Many street artists have their own favourite type of pencil, whether mechanical or wood-case, not to mention the assortment of erasers, sharpeners, and other accoutrements that goes with pencils.
A blackbook is likely something that you’ve seen before now, but it’s unlikely to be something that you’re intimately familiar with. A blackbook is, essentially, a ring-bound book filled with thick, premium sketching paper, where the front and back covers are rigid pieces of cardboard. These are used because they offer an artist a rigid surface to work on while they’re sketching, allowing for finer control and detail.
Fineliners are something that many people came to adore for notetaking and similar elements of study during high school and college, though, if you’re not an art student, you may have left them behind at that juncture.

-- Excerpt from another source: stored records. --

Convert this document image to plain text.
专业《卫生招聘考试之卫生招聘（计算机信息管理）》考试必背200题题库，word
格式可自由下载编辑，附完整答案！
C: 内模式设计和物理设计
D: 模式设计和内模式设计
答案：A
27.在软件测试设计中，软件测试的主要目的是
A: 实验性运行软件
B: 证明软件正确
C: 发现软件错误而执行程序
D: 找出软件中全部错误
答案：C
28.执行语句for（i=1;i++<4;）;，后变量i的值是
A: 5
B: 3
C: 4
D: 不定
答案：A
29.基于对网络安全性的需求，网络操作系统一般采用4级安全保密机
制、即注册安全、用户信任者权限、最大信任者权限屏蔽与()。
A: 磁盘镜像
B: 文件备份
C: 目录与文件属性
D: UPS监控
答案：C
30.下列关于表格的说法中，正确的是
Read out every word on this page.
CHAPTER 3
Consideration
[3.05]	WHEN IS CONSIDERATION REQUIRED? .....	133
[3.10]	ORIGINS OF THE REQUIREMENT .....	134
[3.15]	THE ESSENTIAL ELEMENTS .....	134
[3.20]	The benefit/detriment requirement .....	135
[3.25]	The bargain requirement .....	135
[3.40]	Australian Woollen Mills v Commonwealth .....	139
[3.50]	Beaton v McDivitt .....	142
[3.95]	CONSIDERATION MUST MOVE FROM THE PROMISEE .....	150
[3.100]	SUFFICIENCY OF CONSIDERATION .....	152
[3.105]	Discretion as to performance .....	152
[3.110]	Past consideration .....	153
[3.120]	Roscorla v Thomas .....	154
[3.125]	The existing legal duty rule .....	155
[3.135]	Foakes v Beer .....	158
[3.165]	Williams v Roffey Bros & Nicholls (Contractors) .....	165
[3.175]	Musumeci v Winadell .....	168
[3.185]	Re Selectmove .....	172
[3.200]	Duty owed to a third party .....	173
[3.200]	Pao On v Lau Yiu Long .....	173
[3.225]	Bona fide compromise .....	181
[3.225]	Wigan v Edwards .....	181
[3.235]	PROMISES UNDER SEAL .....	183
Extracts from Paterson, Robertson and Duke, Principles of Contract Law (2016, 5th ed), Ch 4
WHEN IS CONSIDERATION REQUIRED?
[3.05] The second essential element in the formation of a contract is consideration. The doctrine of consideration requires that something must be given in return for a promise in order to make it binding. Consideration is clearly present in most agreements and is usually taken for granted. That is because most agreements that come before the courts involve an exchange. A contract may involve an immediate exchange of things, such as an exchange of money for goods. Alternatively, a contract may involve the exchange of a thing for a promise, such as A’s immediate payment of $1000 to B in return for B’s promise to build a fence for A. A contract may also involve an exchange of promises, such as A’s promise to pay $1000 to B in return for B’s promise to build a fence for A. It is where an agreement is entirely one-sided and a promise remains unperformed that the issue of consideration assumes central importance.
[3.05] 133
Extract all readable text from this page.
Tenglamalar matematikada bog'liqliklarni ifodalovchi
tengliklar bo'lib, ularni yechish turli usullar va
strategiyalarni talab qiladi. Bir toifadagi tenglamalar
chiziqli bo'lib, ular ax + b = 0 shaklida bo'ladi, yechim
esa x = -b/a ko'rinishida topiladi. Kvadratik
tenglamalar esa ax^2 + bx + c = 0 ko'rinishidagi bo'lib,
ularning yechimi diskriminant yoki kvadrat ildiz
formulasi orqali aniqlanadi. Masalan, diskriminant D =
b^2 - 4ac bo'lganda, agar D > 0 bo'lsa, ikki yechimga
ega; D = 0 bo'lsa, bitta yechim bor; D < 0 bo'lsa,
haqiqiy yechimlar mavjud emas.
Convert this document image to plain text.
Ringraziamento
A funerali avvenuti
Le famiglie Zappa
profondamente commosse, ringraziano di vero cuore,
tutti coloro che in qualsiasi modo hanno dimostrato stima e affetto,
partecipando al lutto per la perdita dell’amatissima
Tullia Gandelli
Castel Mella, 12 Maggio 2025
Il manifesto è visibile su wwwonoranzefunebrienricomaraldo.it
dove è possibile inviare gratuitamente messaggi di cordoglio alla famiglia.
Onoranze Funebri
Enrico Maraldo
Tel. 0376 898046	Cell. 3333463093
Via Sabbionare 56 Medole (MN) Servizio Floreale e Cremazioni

Fineliners are, unsurprisingly, fine-tipped marker pens that are essential for creating sketches, since they allow an artist to outline, fill in 3D elements, and add small details with precise detail.
Many dual-tipped markers find their use in the street art world, with the fine end used for detail, and the thick end used for filling in blocks of colour in more intense ways. Street artists that love to sketch and complete in extreme detail before picking up a spray can will always swear by fineliners – they allow a polished version of the final piece before you’ve even, truly, gotten started.
Alcohol markers are, essentially, something that is quite unique when compared to a number of other colouring tools. They’re a form of marker pen that you’re likely familiar with, though they use alcohol as the solvent for the pigment, rather than water.
The reason they’re commonly used by street artists is that, when used in a blackbook or in any other type of sketching medium, the alcohol evaporates more quickly than water would. This means that the colour that you create with them smudges much less, leading to neater, more even colour across the piece you create.
Paint markers have seen something of a boost in recent years, with them being one of the most commonly used tools for tagging in public – they’re efficient, fast, and quick-drying, meaning that they can be a fairly fast and fairly permanent way to create art.
They’re essentially the same as alcohol markers, with pigment being dissolved in alcohol. However, they have a thick, pump-action nib, which is pumped up and down to bring the pigment to the tip of the pen. They create bold strokes quickly and easily, allowing for imposing and straightforward designs.
Sticker bombing is something that’s been done more and more in recent years, especially in more built-up areas. The practice is quite simple – some form of art is drawn onto a blank sticker, which is then transferred to another surface to transfer the art itself.
The specific type of blank stickers used mayvary from artist to artist – there is a range of options designed for a range of locales. For outside tagging, artists commonly have to select more premium stickers, markers, and other tools so that the art is more permanent than it may otherwise be – a heavy-duty sticker will stay on a surface through inclement weather, while a cheaper option will not.
Spray paint is perhaps the medium that is most commonly associated with street art, and for good reason – it’s something that early graffiti artists had ready access to since it was cheap and fairly disposable.
A range of bright colours in a range of different types is available on the market nowadays, with artists typically forming connections to shades and brands fairly early on in their careers. Spray paint is adored for how easy it is to access, and how shallow the learning curve is – after learning a few basic techniques, artists can create pieces with ease.